ONEの授業では、説明を聞きながら板書をノートに書き写すという作業は行いません。これはすべての科目に共通です。板書を写しながらしっかりと話を聞くなどということは小学生には困難です。
まず教師の説明をしっかりと聞いてもらいます。説明の際、教師はポイントになるキーワードや最低限の説明をホワイトボードに板書します。しかし、生徒が説明の最中にノートに書くことは禁止にしています。
説明が終わった段階で、「今、説明された内容をノートにまとめなさい」という指示をします。生徒たちはたった今聞いた説明を反芻しながら、ノートにまとめていきます。意味ある形で話が聞けていない場合は、ノートにうまくまとめることができません。

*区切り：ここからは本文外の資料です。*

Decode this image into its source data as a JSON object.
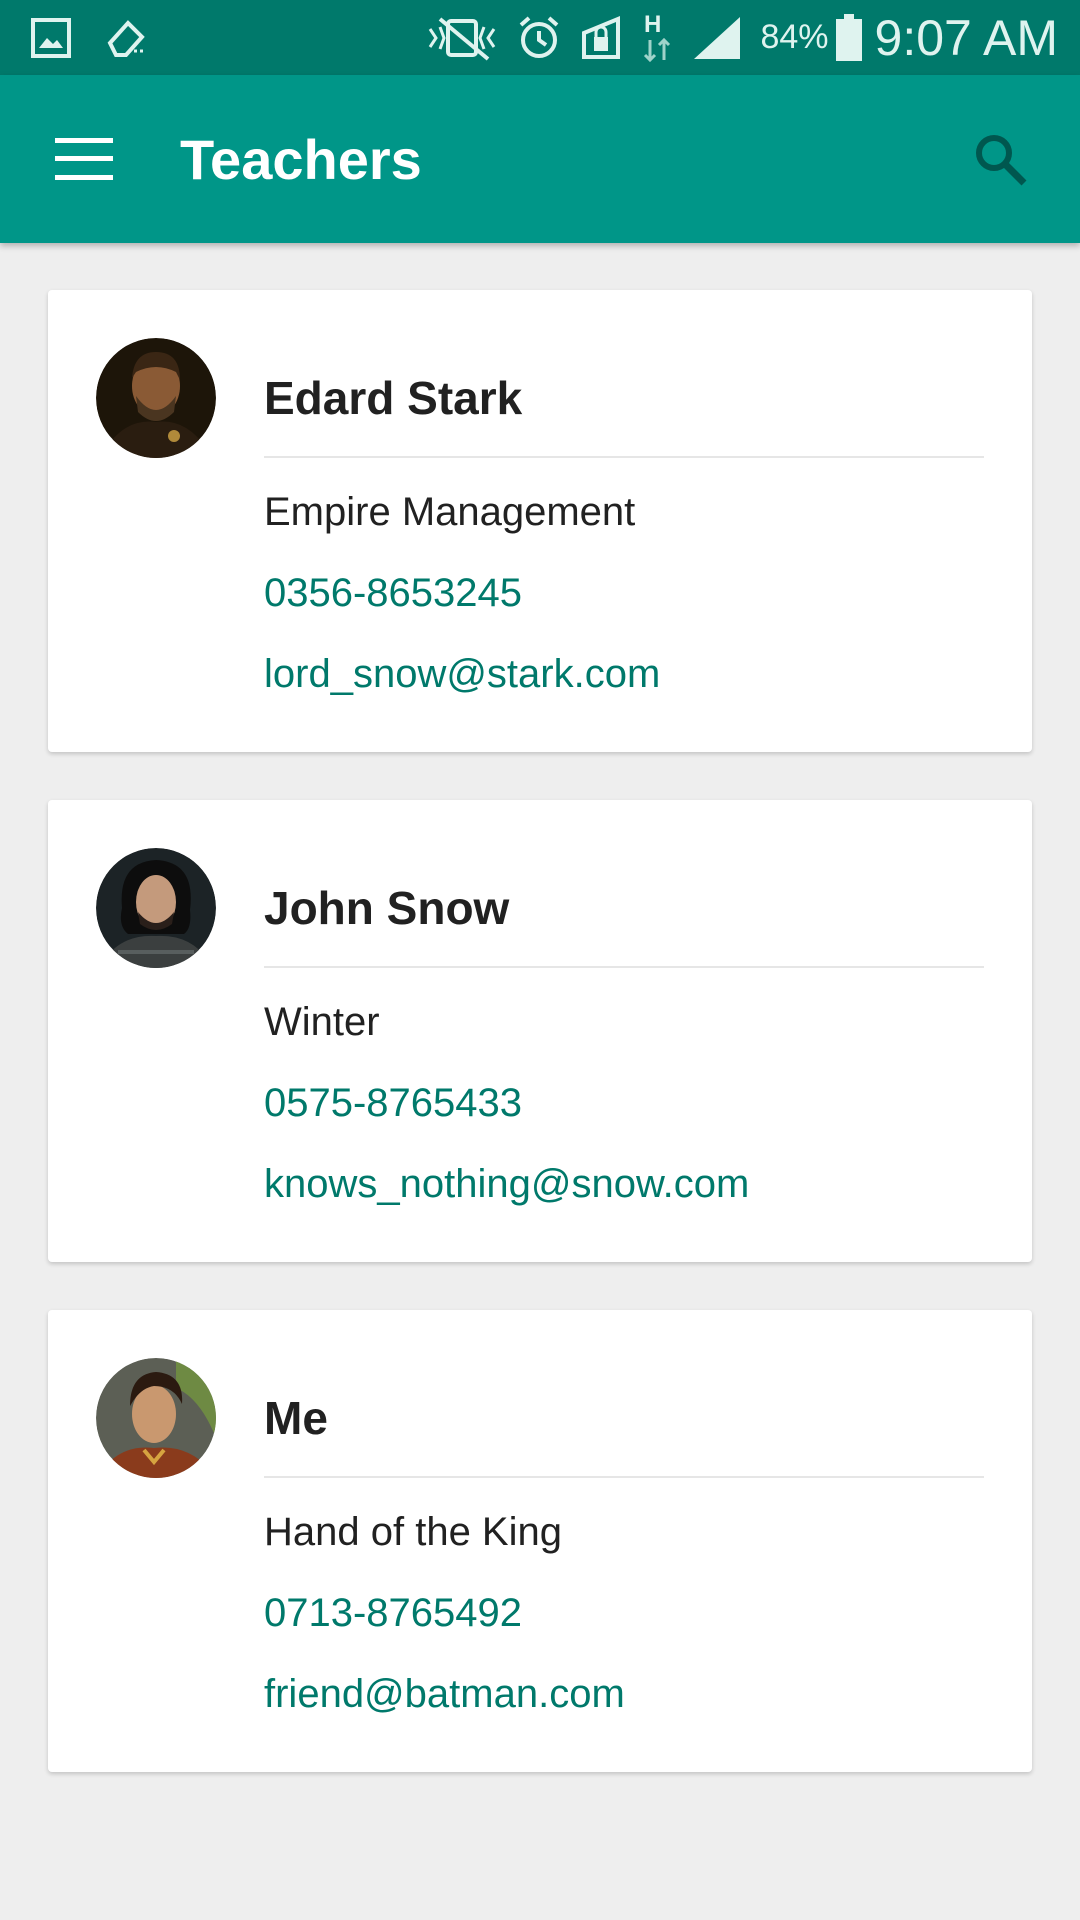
{
  "status_bar": {
    "battery_percent": "84%",
    "time": "9:07 AM",
    "icons": [
      "gallery-icon",
      "eraser-icon",
      "vibrate-icon",
      "alarm-icon",
      "lock-icon",
      "network-h-icon",
      "signal-icon",
      "battery-icon"
    ]
  },
  "app_bar": {
    "title": "Teachers",
    "background": "#009688",
    "status_background": "#00796b"
  },
  "teachers": [
    {
      "name": "Edard Stark",
      "department": "Empire Management",
      "phone": "0356-8653245",
      "email": "lord_snow@stark.com"
    },
    {
      "name": "John Snow",
      "department": "Winter",
      "phone": "0575-8765433",
      "email": "knows_nothing@snow.com"
    },
    {
      "name": "Me",
      "department": "Hand of the King",
      "phone": "0713-8765492",
      "email": "friend@batman.com"
    }
  ],
  "colors": {
    "accent": "#00796b",
    "background": "#eeeeee",
    "card": "#ffffff"
  }
}
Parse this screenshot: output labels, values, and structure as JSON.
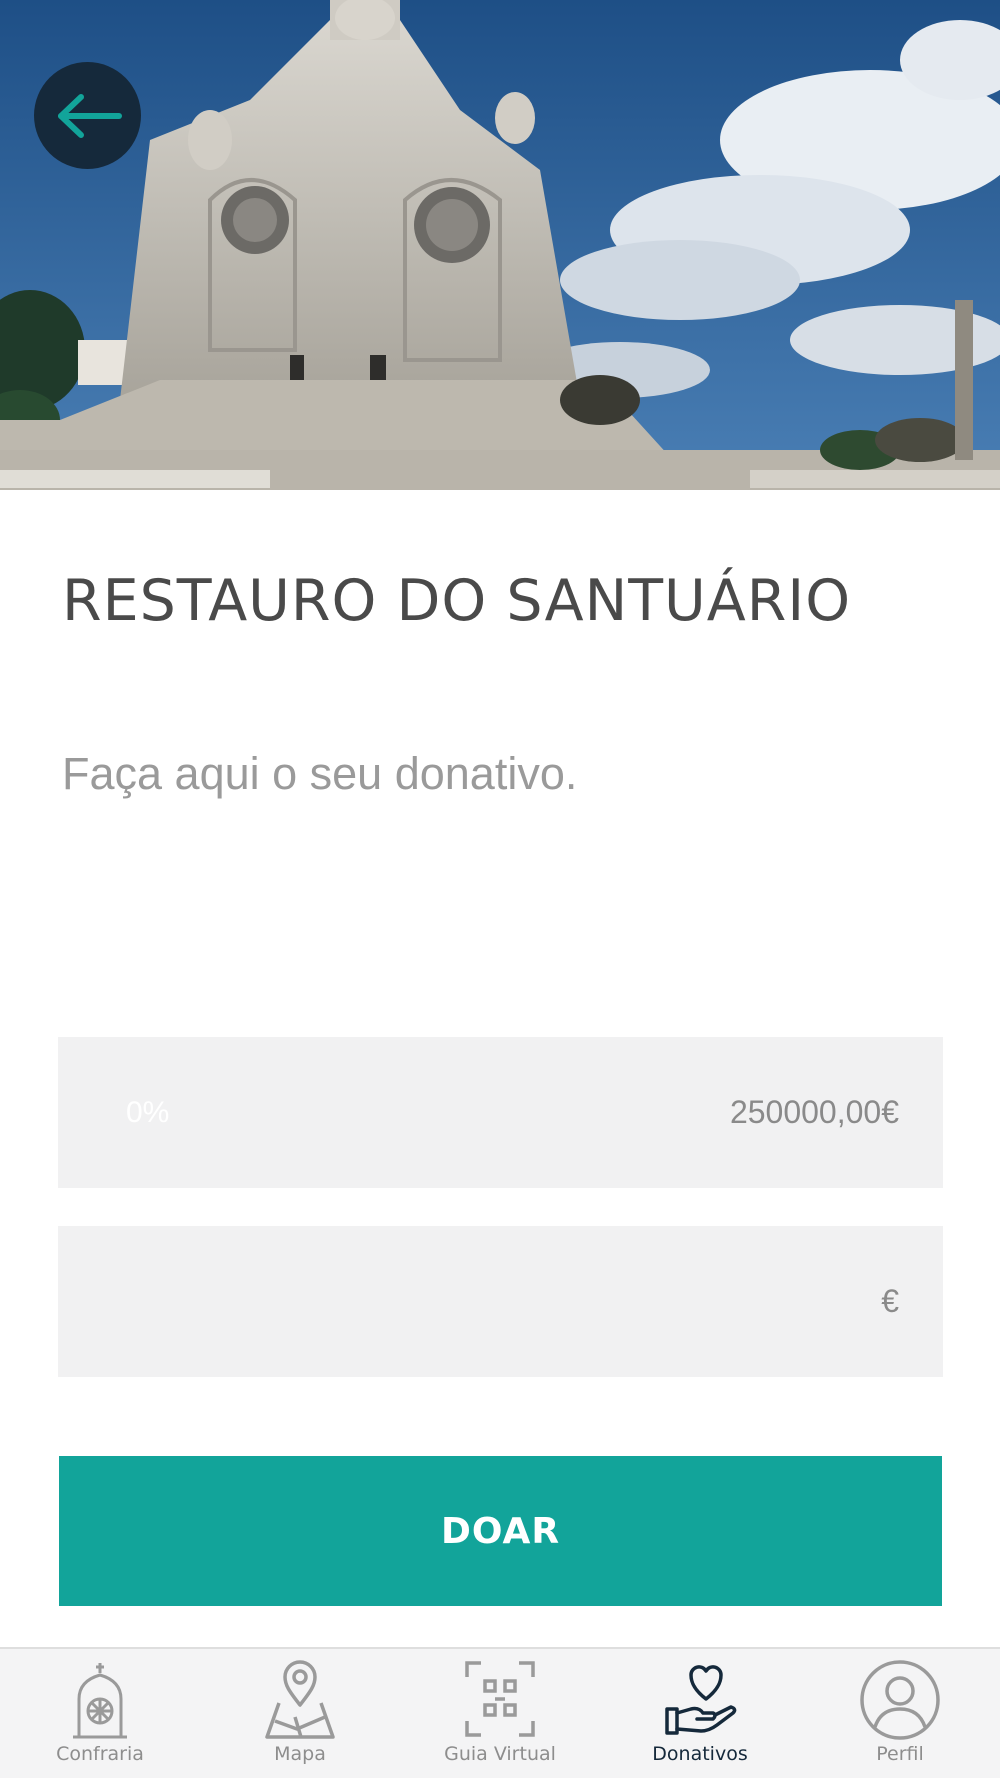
{
  "header": {
    "back_icon": "arrow-left-icon"
  },
  "project": {
    "title": "RESTAURO DO SANTUÁRIO",
    "subtitle": "Faça aqui o seu donativo."
  },
  "progress": {
    "percent_label": "0%",
    "fraction": 0,
    "goal_label": "250000,00€"
  },
  "donation_input": {
    "value": "",
    "currency": "€"
  },
  "donate_button": {
    "label": "DOAR"
  },
  "bottom_nav": {
    "items": [
      {
        "label": "Confraria",
        "icon": "church-icon",
        "active": false
      },
      {
        "label": "Mapa",
        "icon": "map-icon",
        "active": false
      },
      {
        "label": "Guia Virtual",
        "icon": "qr-code-icon",
        "active": false
      },
      {
        "label": "Donativos",
        "icon": "donation-hand-heart-icon",
        "active": true
      },
      {
        "label": "Perfil",
        "icon": "profile-icon",
        "active": false
      }
    ]
  },
  "colors": {
    "accent": "#12a49a",
    "dark": "#15293b",
    "field_bg": "#f1f1f2"
  }
}
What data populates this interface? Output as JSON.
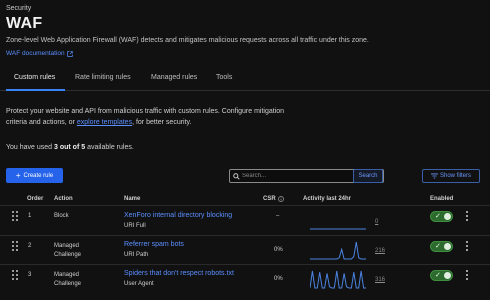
{
  "header": {
    "breadcrumb": "Security",
    "title": "WAF",
    "description": "Zone-level Web Application Firewall (WAF) detects and mitigates malicious requests across all traffic under this zone.",
    "doc_link": "WAF documentation"
  },
  "tabs": [
    {
      "label": "Custom rules",
      "active": true
    },
    {
      "label": "Rate limiting rules",
      "active": false
    },
    {
      "label": "Managed rules",
      "active": false
    },
    {
      "label": "Tools",
      "active": false
    }
  ],
  "intro": {
    "text_before": "Protect your website and API from malicious traffic with custom rules. Configure mitigation criteria and actions, or ",
    "link": "explore templates",
    "text_after": ", for better security."
  },
  "usage": {
    "before": "You have used ",
    "bold": "3 out of 5",
    "after": " available rules."
  },
  "toolbar": {
    "create_label": "Create rule",
    "search_placeholder": "Search...",
    "search_button": "Search",
    "filters_label": "Show filters"
  },
  "table": {
    "headers": {
      "order": "Order",
      "action": "Action",
      "name": "Name",
      "csr": "CSR",
      "activity": "Activity last 24hr",
      "enabled": "Enabled"
    },
    "rows": [
      {
        "order": "1",
        "action": "Block",
        "name": "XenForo internal directory blocking",
        "sub": "URI Full",
        "csr": "–",
        "count": "0",
        "activity": [
          0,
          0,
          0,
          0,
          0,
          0,
          0,
          0,
          0,
          0,
          0,
          0,
          0,
          0,
          0,
          0,
          0,
          0,
          0,
          0,
          0,
          0,
          0,
          0
        ],
        "enabled": true
      },
      {
        "order": "2",
        "action": "Managed Challenge",
        "name": "Referrer spam bots",
        "sub": "URI Path",
        "csr": "0%",
        "count": "216",
        "activity": [
          0,
          0,
          0,
          0,
          0,
          0,
          0,
          0,
          0,
          0,
          0,
          0,
          1,
          8,
          0,
          0,
          0,
          0,
          2,
          14,
          1,
          0,
          0,
          0
        ],
        "enabled": true
      },
      {
        "order": "3",
        "action": "Managed Challenge",
        "name": "Spiders that don't respect robots.txt",
        "sub": "User Agent",
        "csr": "0%",
        "count": "316",
        "activity": [
          0,
          14,
          0,
          0,
          13,
          0,
          0,
          12,
          1,
          0,
          0,
          14,
          0,
          0,
          12,
          1,
          0,
          0,
          13,
          0,
          0,
          14,
          0,
          0
        ],
        "enabled": true
      }
    ]
  },
  "colors": {
    "accent": "#2563eb",
    "link": "#5b8fff",
    "toggle_on": "#2d6a2d",
    "sparkline": "#4a82e0"
  }
}
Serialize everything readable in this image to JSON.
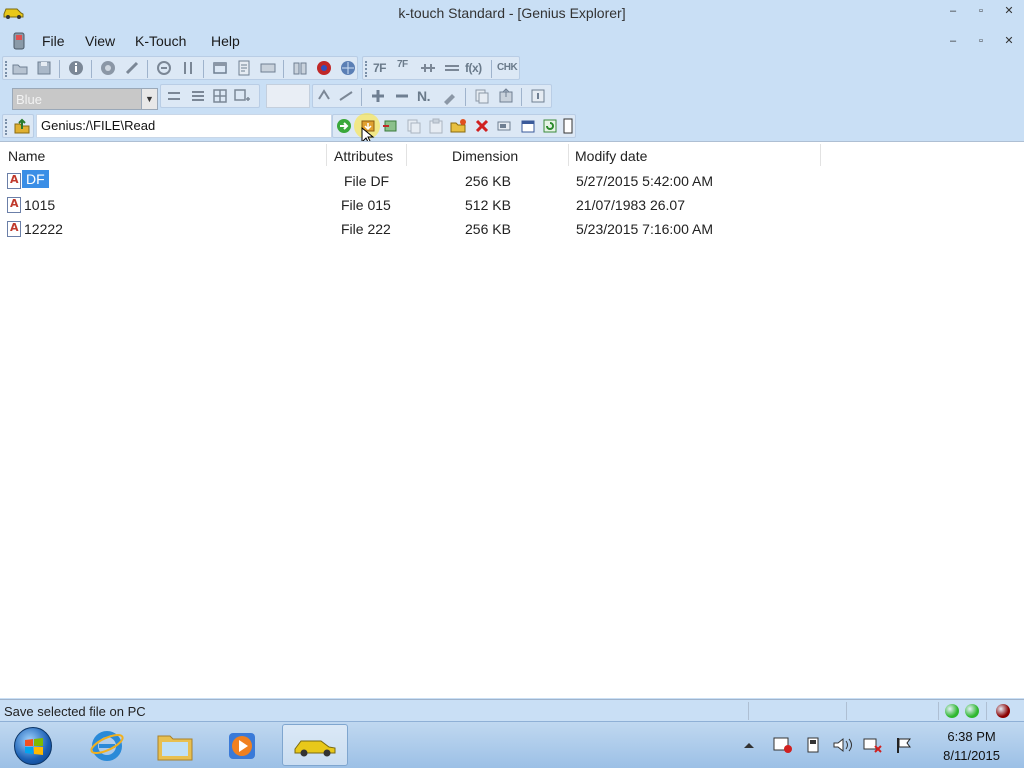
{
  "window": {
    "title": "k-touch Standard - [Genius Explorer]",
    "minimize": "–",
    "maximize": "▫",
    "close": "✕"
  },
  "menu": {
    "items": [
      "File",
      "View",
      "K-Touch",
      "Help"
    ]
  },
  "toolbar": {
    "text_icons": [
      "7F",
      "7F",
      "f(x)",
      "CHK",
      "N."
    ],
    "color_combo": {
      "value": "Blue"
    }
  },
  "address": {
    "path": "Genius:/\\FILE\\Read"
  },
  "file_list": {
    "columns": [
      "Name",
      "Attributes",
      "Dimension",
      "Modify date"
    ],
    "rows": [
      {
        "name": "DF",
        "attributes": "File DF",
        "dimension": "256 KB",
        "modified": "5/27/2015 5:42:00 AM",
        "selected": true
      },
      {
        "name": "1015",
        "attributes": "File 015",
        "dimension": "512 KB",
        "modified": "21/07/1983 26.07",
        "selected": false
      },
      {
        "name": "12222",
        "attributes": "File 222",
        "dimension": "256 KB",
        "modified": "5/23/2015 7:16:00 AM",
        "selected": false
      }
    ]
  },
  "status": {
    "text": "Save selected file on PC",
    "led_colors": [
      "#2fb82f",
      "#2fb82f",
      "#8b0000"
    ]
  },
  "taskbar": {
    "time": "6:38 PM",
    "date": "8/11/2015"
  },
  "colors": {
    "chrome": "#c9dff5",
    "selection": "#3a8ee6"
  }
}
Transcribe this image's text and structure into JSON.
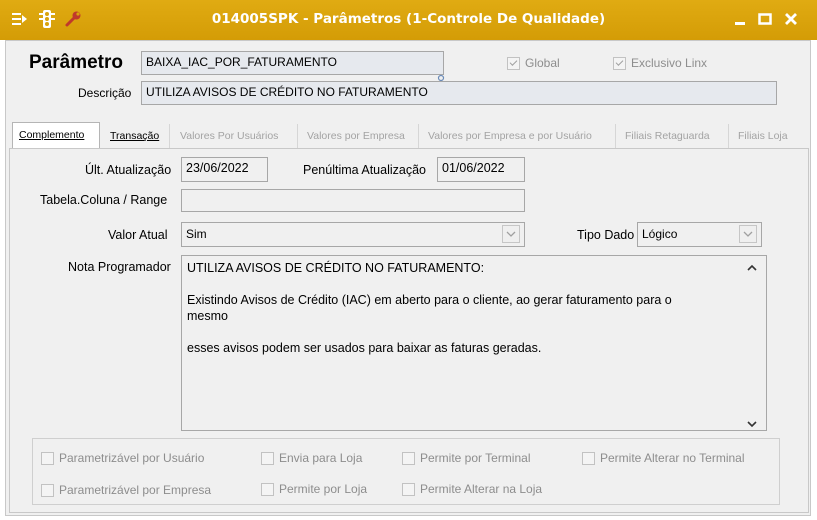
{
  "window": {
    "title": "014005SPK - Parâmetros (1-Controle De Qualidade)"
  },
  "header": {
    "parametro_label": "Parâmetro",
    "parametro_value": "BAIXA_IAC_POR_FATURAMENTO",
    "global_label": "Global",
    "global_checked": true,
    "exclusivo_label": "Exclusivo Linx",
    "exclusivo_checked": true,
    "descricao_label": "Descrição",
    "descricao_value": "UTILIZA AVISOS DE CRÉDITO NO FATURAMENTO"
  },
  "tabs": [
    {
      "label": "Complemento",
      "state": "active"
    },
    {
      "label": "Transação",
      "state": "enabled"
    },
    {
      "label": "Valores Por Usuários",
      "state": "disabled"
    },
    {
      "label": "Valores por Empresa",
      "state": "disabled"
    },
    {
      "label": "Valores por Empresa e por Usuário",
      "state": "disabled"
    },
    {
      "label": "Filiais Retaguarda",
      "state": "disabled"
    },
    {
      "label": "Filiais Loja",
      "state": "disabled"
    }
  ],
  "form": {
    "ult_atualizacao_label": "Últ. Atualização",
    "ult_atualizacao_value": "23/06/2022",
    "penultima_label": "Penúltima Atualização",
    "penultima_value": "01/06/2022",
    "tabela_label": "Tabela.Coluna / Range",
    "tabela_value": "",
    "valor_atual_label": "Valor Atual",
    "valor_atual_value": "Sim",
    "tipo_dado_label": "Tipo Dado",
    "tipo_dado_value": "Lógico",
    "nota_label": "Nota Programador",
    "nota_lines": [
      "UTILIZA AVISOS DE CRÉDITO NO FATURAMENTO:",
      "",
      "Existindo Avisos de Crédito (IAC) em aberto para o cliente, ao gerar faturamento para o",
      "mesmo",
      "",
      "esses avisos podem ser usados para baixar as faturas geradas."
    ]
  },
  "options": {
    "parametrizavel_usuario": "Parametrizável por Usuário",
    "envia_loja": "Envia para Loja",
    "permite_terminal": "Permite por Terminal",
    "permite_alterar_terminal": "Permite Alterar no Terminal",
    "parametrizavel_empresa": "Parametrizável por Empresa",
    "permite_loja": "Permite por Loja",
    "permite_alterar_loja": "Permite Alterar na Loja"
  },
  "colors": {
    "titlebar": "#d9a30c",
    "window_bg": "#f0f0f0"
  },
  "icons": [
    "menu-icon",
    "traffic-light-icon",
    "wrench-icon",
    "minimize-icon",
    "maximize-icon",
    "close-icon"
  ]
}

今回の社会の授業では、稲作について学びました。「食糧管理制度について、その制度の内容と成立した理由」、「戦後に起こった食の洋風化、その後の減反政策」、そして「食糧管理制度の廃止に至る歴史」などについて、説明をした後、ホワイトボードに書かれた内容をすべて消し、その状態で「今の内容をノートにまとめて」と指示をしました。ほとんどの生徒はしっかりと理解しながら意味ある形で話が聞けていたようで、しっかりとノートにまとめることができていました。
二人ほどうまくまとめることができていない生徒がいました。話を聞くときに漫然と聞いている様子だったので、意味ある形で話を聞けていないことはわかっていたのですが、こういう場合「話をしっかりと聞きなさい」と注意しても、本人は聞いているつもりなので、注意された理由がわからないなどということになります。
なので、説明の際にはあえて注意をせず、話を聞けていない状態を作り、「ノートにまとめる」段階で、話がしっかりと聞けていなかったことを認識してもらうようにしました。
説明を聞き、その後にまとめるということを繰り返す中で、話を聞く精度を少しずつ高めていきます。